Вызывать в сознании нечто, о чём не имеешь никакого представления, оказалось нелегко. Поначалу вокруг шевелились только чёрные хлысты, шумели, будто требовали добычи. Каждое их движение откликалось голодным спазмом. Наконец удалось добиться слабых волн иного рода — прикосновения их напоминали поглаживания пушистых вербных серёжек.

Цвет.

Пусть будет чёрный. Плетёнка чёрных поясков по рукам, неровные лохмотья юбки. Беспорядочная шнуровка на груди, вставки кружев на плечах, на животе. Живописная невозможность, в подобном костюме не появиться на улице.

Обувь не нужна. Вейлир обходится без обуви.

Почти дрожа от нетерпения, Женя открыла глаза. Уставилась в зеркало.

С первого раза — получилось.

Она неуверенно рассмеялась. Платье вышло таким, о котором Женя всю жизнь мечтала. Мама никогда не купила бы ей что-то подобное.

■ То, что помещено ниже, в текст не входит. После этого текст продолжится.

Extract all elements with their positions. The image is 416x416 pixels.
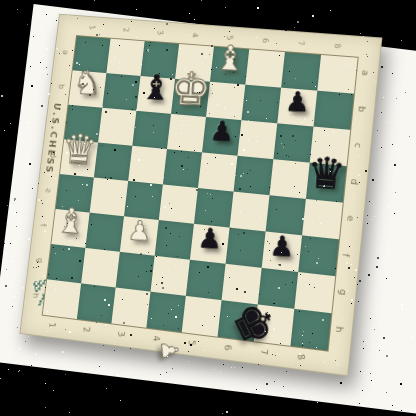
file-label: c [353,142,363,148]
board-square-g4[interactable] [151,256,190,296]
board-square-h2[interactable] [77,283,116,323]
board-square-g5[interactable] [186,260,226,300]
file-label: g [338,289,348,296]
chess-piece-white-pawn-off-board[interactable]: ♟ [157,339,181,361]
rank-label: 8 [333,43,342,49]
chess-piece-white-bishop[interactable]: ♝ [55,204,87,240]
board-square-f8[interactable] [298,235,339,276]
chess-piece-black-pawn[interactable]: ♟ [269,232,295,261]
rank-label: 1 [47,322,56,328]
file-label: a [360,70,370,76]
board-square-g2[interactable] [81,248,120,288]
board-square-h1[interactable] [43,279,81,319]
photo-background: U.S.CHESS 11aa22bb33cc44dd55ee66ff77gg88… [0,0,416,416]
rank-label: 7 [296,41,304,47]
board-square-c4[interactable] [167,114,206,153]
board-square-a8[interactable] [317,55,357,94]
board-square-b2[interactable] [102,73,140,111]
board-square-d3[interactable] [128,146,167,185]
rank-label: 1 [88,25,96,31]
file-label: e [44,188,52,193]
file-label: h [31,293,39,298]
chess-piece-white-queen[interactable]: ♛ [60,129,98,171]
file-label: f [39,224,47,227]
rank-label: 3 [156,30,164,36]
board-square-d7[interactable] [270,159,310,199]
rank-label: 7 [259,349,269,355]
rank-label: 2 [121,27,129,33]
rank-label: 4 [190,33,198,39]
board-square-e8[interactable] [302,199,343,239]
board-square-g3[interactable] [116,252,155,292]
board-square-c3[interactable] [132,111,171,149]
board-square-c2[interactable] [98,108,136,146]
file-label: c [52,119,60,124]
file-label: f [340,253,350,257]
board-square-d4[interactable] [163,149,202,188]
file-label: d [349,178,359,185]
file-label: g [36,258,44,263]
rank-label: 5 [187,340,196,346]
board-square-d6[interactable] [234,156,274,195]
chess-piece-black-pawn[interactable]: ♟ [197,224,223,252]
board-square-b8[interactable] [314,91,354,130]
board-square-d2[interactable] [94,143,132,181]
board-square-e4[interactable] [159,184,198,223]
rank-label: 3 [116,331,125,337]
chess-piece-white-king[interactable]: ♚ [169,66,212,112]
file-label: d [48,153,56,159]
file-label: h [334,326,344,333]
board-square-h3[interactable] [111,287,150,327]
rank-label: 6 [223,345,232,351]
file-label: a [61,50,69,55]
board-square-a2[interactable] [106,39,144,76]
chess-piece-white-pawn[interactable]: ♟ [127,217,152,245]
board-square-h8[interactable] [290,309,331,351]
file-label: b [57,84,65,90]
rank-label: 6 [261,38,269,44]
rank-label: 2 [82,327,91,333]
board-square-a6[interactable] [245,49,285,87]
board-square-f6[interactable] [226,228,266,268]
board-square-f4[interactable] [155,220,194,260]
chess-piece-black-pawn[interactable]: ♟ [209,117,235,145]
board-square-e2[interactable] [90,177,129,216]
board-square-h4[interactable] [146,292,185,333]
rank-label: 8 [296,354,306,360]
board-square-g1[interactable] [47,244,85,283]
board-square-d5[interactable] [198,152,237,191]
chess-piece-black-pawn[interactable]: ♟ [284,88,310,116]
board-square-b6[interactable] [241,85,281,124]
board-square-h5[interactable] [182,296,222,337]
file-label: b [357,106,367,113]
chess-piece-black-queen[interactable]: ♛ [306,152,347,196]
board-square-c6[interactable] [237,120,277,159]
board-square-f2[interactable] [85,213,124,252]
board-square-e6[interactable] [230,192,270,232]
chess-piece-white-knight[interactable]: ♞ [72,66,103,100]
file-label: e [345,215,355,222]
chess-board: U.S.CHESS 11aa22bb33cc44dd55ee66ff77gg88… [19,14,382,377]
chess-piece-black-bishop[interactable]: ♝ [140,71,172,106]
chess-piece-white-bishop[interactable]: ♝ [213,41,246,76]
board-square-g8[interactable] [294,272,335,313]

Мрачная ткань, обрывки вместо приличного наряда. Под кружевами проглядывала кожа — и Женя словно услышала материнское: «Женя, ну это же непристойно».

Тихий смех разнёсся по комнате.

Теперь можно не оглядываться на мнение матери. Просто воображать, что хочешь надеть.

Ещё один шаг пройден. Ещё одна ступенька преодолена.

Ступенька к Вейлиру.

Путь к свободе.

10.2

Столяров забеспокоился через три дня после происшествия у Габина дома. Через три дня отсутствия Женьки на уроках. Скинул ей сообщение и не получил ответа — то ли она всё ещё на него обижалась, то ли вообще заблокировала. Сообщения даже не становились прочитанными.

Никто другой от Женьки тоже ничего не слышал. Даже Ерофеева, хоть накануне они и повздорили, сегодня подошла с вопросом, что с ней. Столяров пожал плечами, буркнул: болеет. Этой отговоркой он кормил всех, включая учителей.

В принципе, Женькина мать говорила по телефону что-то в этом роде, хотя голос её звучал несколько странно. Неуверенно. И она никак не могла объяснить, чем именно её дочь заболела, отвечала невпопад и наконец, извинившись, положила трубку.

Столяров боялся, что всё это из-за него. Боялся, что Женька сделала что-то с собой, что он был слишком резок, что Габин успел всё же чем-то её опоить. Ведь тогда она сама на себя была не похожа, не пьяная, но как заторможенная.